Nas suas “Notes on My Tour as Ambassador to Portugal”, Stuart Nash Scott admite que a embaixada não previu o golpe de Estado, mas acrescenta: “Podemos ficar com os créditos por termos reportado desde o dia em que o livro de Spínola foi publicado que uma crise estava a emergir e que, desde o dia em que ele (Spínola) e Costa Gomes foram demitidos, o estado de coisas então existente não podia continuar, sendo que algo estava para acontecer em breve”.
Curiosamente, dia 2 de abril de 1974, a 23 dias do 25 de Abril, o ministro da Educação José Veiga Simão tentou convencer o embaixador Stuart Nash Scott a prometer o apoio de Washington ao primeiro-ministro Marcelo Caetano se este aderisse às teses que Spínola expusera em “Portugal e o Futuro”.
Veiga Simão seria presumivelmente intermediário de Caetano e a diligência mostra a disponibilidade do primeiro-ministro em pôr fim ao regime se conseguisse apoios internacionais. Veiga Simão almoçou com o número dois da embaixada, Richard Post, tentando persuadi-lo de que Marcelo Caetano era pressionado pelo presidente Américo Tomás e a ala mais à direita do regime, mas o apoio dos EUA poderia convencer o primeiro-ministro a aceitar uma solução política na guerra colonial em África, conforme explicou Stuart Nash Scott num telegrama para Henry Kissinger.
O jornal Washington Post de 8 de abril de 1974, noticiando precisamente a chegada de Stuart Nash Scott a Washington, para consultas no Departamento de Estado, adiantava que homens de negócios portugueses davam luz verde a uma mudança de regime em Portugal desde que levada a cabo pelo general Spínola, mas a ideia não agradou a Kissinger.
“Uma aproximação nesse sentido pelo governo (norte-americano), de apoio às teses de Spínola não contribuiria para uma política mais flexível de Portugal em África”, respondeu Kissinger num telegrama enviado ao embaixador em Lisboa datado de 20 de abril de 1974, a cinco dias do golpe que derrubou a ditadura.
Prova de que o embaixador Stuart Nash Scott também desconhecia a possibilidade do golpe militar é que não estava em Lisboa no dia 25 de abril, encontrava-se no destacamento americano da Base das Lajes, na ilha Terceira, aguardando avião para os EUA, onde iria participar num jantar de antigos alunos da Harvard Law School.

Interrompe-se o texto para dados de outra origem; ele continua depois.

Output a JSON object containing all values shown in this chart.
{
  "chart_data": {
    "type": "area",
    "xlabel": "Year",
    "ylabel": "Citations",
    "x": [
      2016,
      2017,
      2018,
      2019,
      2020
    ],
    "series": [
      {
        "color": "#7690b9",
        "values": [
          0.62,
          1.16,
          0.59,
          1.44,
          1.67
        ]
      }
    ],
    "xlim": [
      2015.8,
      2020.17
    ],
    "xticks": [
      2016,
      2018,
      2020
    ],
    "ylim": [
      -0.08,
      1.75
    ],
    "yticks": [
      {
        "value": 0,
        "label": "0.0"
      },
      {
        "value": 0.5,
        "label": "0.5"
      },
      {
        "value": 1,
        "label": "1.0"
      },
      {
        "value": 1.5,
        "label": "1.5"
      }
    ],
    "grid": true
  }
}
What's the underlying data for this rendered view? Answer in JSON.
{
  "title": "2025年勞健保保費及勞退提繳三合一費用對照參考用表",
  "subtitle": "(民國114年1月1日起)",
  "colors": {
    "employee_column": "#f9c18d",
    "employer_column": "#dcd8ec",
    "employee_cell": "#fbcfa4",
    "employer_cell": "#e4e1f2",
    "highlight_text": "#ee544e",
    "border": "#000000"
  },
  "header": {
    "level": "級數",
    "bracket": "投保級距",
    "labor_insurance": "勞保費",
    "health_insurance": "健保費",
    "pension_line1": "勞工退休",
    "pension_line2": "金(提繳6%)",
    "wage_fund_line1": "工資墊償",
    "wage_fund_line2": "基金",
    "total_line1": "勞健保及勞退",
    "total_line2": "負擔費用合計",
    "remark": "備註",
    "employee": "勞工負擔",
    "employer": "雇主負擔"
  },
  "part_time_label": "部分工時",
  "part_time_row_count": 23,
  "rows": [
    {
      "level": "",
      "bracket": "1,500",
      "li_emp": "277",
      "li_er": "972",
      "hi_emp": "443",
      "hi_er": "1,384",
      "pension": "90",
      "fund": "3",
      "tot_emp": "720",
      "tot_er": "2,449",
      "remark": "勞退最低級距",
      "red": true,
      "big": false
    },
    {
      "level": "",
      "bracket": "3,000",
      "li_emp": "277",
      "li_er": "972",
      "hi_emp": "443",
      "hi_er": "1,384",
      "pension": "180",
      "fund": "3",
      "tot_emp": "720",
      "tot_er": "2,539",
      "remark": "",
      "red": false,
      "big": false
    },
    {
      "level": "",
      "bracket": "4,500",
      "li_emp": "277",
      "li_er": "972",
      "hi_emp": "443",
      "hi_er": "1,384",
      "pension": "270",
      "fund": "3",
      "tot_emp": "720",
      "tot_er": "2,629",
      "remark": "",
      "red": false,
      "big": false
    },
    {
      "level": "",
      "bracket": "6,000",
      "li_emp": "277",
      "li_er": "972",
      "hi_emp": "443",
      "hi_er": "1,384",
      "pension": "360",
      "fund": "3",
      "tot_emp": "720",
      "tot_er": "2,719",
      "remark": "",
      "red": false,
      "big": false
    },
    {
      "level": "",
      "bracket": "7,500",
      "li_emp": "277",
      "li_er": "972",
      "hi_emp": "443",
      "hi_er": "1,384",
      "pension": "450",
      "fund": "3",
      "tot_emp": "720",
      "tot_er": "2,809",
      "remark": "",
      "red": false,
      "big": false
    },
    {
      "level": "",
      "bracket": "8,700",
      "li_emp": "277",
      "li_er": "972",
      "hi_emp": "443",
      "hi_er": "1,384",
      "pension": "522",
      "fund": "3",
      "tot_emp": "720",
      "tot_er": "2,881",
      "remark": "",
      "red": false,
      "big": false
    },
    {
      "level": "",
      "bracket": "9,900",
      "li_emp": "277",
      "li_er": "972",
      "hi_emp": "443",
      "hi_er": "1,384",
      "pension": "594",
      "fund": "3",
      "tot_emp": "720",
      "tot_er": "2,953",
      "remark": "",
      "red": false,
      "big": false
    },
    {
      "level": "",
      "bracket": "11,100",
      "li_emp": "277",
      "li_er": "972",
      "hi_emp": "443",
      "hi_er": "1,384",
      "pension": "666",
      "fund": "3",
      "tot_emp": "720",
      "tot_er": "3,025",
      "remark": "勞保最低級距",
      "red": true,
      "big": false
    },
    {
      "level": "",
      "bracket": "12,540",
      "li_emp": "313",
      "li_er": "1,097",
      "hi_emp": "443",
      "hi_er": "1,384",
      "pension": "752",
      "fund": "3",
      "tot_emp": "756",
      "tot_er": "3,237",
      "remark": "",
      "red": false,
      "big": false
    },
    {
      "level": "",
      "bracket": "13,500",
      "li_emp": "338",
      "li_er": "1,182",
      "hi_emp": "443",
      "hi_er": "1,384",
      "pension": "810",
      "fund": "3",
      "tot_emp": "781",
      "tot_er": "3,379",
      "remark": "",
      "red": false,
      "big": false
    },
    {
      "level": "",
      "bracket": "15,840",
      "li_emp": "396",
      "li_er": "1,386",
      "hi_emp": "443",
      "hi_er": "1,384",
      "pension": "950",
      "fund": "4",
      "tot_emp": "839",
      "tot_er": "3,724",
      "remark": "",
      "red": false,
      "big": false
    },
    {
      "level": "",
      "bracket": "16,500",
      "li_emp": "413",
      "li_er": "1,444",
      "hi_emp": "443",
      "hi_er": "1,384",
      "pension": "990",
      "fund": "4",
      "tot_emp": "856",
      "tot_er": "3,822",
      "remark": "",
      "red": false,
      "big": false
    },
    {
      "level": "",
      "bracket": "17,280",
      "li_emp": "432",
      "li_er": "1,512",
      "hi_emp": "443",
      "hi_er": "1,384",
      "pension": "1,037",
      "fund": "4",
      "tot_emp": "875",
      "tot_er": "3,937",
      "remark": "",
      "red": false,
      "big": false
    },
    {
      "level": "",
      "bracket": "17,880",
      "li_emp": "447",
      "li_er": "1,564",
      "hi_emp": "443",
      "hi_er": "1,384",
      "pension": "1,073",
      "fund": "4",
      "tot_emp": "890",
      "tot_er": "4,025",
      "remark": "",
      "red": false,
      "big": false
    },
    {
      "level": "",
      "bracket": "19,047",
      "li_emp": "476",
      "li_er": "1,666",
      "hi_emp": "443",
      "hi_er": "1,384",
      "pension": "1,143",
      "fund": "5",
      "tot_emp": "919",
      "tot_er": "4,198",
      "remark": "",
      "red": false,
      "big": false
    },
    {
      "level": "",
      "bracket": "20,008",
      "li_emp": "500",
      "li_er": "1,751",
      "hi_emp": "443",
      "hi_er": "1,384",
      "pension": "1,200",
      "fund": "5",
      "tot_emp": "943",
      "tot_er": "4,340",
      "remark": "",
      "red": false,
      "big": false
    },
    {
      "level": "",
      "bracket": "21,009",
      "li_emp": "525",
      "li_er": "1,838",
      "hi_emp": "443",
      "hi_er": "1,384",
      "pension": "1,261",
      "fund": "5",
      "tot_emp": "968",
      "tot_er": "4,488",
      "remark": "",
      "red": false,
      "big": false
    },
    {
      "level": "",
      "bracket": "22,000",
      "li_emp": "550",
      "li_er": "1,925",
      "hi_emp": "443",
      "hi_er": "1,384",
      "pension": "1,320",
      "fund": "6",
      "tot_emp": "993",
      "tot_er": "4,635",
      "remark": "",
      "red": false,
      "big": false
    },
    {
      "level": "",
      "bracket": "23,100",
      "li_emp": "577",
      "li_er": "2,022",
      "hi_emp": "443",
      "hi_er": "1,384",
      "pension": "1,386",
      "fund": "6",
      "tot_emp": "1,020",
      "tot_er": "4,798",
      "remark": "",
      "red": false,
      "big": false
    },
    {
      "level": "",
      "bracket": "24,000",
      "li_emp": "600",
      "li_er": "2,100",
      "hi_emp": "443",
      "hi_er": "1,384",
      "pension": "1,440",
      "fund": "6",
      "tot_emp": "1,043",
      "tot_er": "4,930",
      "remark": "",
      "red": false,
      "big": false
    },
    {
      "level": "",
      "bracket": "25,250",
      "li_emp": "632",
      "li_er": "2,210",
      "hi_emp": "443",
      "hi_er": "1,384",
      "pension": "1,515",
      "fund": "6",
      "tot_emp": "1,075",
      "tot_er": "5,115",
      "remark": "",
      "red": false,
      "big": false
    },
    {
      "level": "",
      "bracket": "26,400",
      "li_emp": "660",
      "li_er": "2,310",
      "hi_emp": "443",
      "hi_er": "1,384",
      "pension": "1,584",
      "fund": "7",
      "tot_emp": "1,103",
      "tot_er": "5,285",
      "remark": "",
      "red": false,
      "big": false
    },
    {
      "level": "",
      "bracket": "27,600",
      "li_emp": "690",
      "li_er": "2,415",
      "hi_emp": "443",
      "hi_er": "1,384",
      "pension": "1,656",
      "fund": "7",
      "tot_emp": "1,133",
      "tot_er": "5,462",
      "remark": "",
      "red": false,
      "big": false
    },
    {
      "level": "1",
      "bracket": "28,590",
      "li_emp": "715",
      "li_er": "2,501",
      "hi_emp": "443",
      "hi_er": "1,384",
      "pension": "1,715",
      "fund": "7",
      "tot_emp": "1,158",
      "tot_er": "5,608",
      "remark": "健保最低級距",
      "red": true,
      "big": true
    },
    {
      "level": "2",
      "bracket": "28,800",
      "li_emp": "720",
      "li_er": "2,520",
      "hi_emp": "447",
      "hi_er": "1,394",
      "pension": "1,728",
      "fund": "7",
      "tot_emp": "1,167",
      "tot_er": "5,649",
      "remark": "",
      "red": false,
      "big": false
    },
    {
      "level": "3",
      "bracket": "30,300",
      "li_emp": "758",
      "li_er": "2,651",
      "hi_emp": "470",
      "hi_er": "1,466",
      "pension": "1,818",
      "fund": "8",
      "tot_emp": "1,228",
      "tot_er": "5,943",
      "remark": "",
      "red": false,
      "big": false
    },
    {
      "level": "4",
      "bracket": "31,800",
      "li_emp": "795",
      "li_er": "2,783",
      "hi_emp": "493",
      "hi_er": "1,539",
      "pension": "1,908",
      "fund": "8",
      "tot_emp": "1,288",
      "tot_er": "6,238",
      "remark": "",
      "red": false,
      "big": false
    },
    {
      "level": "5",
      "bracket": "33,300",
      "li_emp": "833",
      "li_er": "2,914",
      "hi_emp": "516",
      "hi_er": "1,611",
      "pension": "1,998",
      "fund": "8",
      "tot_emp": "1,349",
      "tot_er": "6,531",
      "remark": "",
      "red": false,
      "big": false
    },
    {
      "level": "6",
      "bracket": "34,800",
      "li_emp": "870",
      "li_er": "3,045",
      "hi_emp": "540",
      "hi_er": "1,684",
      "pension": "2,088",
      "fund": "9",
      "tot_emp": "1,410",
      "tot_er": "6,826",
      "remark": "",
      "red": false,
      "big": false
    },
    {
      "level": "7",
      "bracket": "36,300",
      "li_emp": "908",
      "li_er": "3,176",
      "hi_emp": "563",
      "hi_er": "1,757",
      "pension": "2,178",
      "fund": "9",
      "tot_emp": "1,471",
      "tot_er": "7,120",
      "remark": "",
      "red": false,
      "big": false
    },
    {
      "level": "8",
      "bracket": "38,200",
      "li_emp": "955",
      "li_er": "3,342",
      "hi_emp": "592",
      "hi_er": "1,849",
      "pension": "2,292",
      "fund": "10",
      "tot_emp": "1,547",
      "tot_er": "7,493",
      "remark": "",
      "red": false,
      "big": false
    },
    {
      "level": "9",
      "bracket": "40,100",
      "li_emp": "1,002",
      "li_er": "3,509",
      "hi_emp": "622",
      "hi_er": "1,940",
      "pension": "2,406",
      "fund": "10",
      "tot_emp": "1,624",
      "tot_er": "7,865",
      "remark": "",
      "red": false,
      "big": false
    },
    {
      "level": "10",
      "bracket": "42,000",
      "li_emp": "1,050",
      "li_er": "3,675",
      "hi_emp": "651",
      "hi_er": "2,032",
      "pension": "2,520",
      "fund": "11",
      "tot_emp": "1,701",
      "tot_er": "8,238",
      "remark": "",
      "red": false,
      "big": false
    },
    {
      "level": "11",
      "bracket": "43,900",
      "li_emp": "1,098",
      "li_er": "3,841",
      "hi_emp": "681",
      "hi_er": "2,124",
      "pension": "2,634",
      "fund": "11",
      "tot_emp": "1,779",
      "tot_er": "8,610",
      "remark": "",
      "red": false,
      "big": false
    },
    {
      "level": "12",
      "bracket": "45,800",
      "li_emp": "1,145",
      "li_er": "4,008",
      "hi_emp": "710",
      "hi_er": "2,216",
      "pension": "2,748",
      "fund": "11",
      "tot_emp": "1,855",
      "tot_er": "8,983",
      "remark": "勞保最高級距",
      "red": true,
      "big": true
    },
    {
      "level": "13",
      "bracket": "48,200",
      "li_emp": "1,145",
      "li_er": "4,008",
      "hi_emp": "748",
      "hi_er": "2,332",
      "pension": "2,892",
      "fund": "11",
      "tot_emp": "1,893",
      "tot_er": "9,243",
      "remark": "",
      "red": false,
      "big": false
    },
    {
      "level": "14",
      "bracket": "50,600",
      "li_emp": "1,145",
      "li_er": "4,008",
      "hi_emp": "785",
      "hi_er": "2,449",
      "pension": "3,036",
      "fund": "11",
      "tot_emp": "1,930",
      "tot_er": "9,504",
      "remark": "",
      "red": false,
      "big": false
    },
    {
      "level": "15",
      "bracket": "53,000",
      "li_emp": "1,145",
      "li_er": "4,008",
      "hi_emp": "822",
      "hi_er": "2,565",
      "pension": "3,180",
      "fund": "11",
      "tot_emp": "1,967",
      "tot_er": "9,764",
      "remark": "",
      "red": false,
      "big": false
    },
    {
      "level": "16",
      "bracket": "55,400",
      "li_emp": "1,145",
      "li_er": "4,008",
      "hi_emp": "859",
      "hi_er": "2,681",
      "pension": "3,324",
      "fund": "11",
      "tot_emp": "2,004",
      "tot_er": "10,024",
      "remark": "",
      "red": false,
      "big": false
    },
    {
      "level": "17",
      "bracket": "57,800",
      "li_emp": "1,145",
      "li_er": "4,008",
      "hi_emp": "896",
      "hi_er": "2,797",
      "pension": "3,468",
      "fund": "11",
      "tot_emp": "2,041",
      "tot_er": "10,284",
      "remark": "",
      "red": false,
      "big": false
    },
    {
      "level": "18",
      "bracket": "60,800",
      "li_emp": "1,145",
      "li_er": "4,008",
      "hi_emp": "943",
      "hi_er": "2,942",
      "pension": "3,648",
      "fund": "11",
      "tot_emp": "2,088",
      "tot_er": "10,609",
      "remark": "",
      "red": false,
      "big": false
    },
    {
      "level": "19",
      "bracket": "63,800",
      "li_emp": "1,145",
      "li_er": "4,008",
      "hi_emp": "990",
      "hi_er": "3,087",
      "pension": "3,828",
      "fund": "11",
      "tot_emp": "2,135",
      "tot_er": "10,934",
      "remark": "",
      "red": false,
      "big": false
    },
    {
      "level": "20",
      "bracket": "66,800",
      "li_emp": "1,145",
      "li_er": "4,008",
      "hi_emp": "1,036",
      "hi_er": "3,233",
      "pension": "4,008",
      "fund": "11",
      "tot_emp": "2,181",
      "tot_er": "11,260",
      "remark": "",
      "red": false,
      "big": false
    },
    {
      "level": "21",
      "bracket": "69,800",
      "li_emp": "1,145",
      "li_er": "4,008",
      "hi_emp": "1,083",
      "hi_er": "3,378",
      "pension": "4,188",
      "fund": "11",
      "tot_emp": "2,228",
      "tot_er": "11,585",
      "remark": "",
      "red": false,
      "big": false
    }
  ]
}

Na manhã do dia 25 de abril estava ainda nos Açores e foi acordado pelo seu número dois, Richard Post, que telefonou a informar que havia uma revolução em Portugal, mas Scott não voltou a Lisboa, viajou para os EUA e só retomaria o seu posto no dia 29 de abril.
Com Stuart Scott ausente, o responsável pela embaixada de Lisboa era Richard Post, mas este, como disse mais tarde numa entrevista ao semanário Expresso, nem sequer saltou da cama na madrugada do 25 de Abril.
“O telefone tocou no meu quarto. Era o guarda da nossa casa no Restelo, um ex-quadro da DGS (Pide), que ligara do telefone central na garagem e disse-me: “Perigo, perigo”. Não percebi. A minha mulher, ensonada, comentou: “Oh, isso é o nome do guarda!” Desliguei e voltámos a dormir. Seriam aí umas seis da manhã quando um dos adidos militares me telefonou, dizendo que havia tanques na rua e música militar na rádio”. Não houve problemas para o pessoal da embaixada dos EUA em Lisboa no dia 25 de Abril e um dos melhores relatos foi do embaixador Robert S. Pastorino, falecido em 2013 e que foi adido comercial em Lisboa de 1974 a 1977. Nas suas memórias, Pastorino escreveu:
“Houve júbilo real nas ruas nas primeiras semanas. Tenho uma imagem maravilhosa do meu filho, que tinha seis anos de idade, entre dois jovens soldados portugueses. Eles estão segurando espingardas, cada um com um cravo no cano e estão sorrindo. Steve está lá segurando uma placa que diz: Viva Portugal”.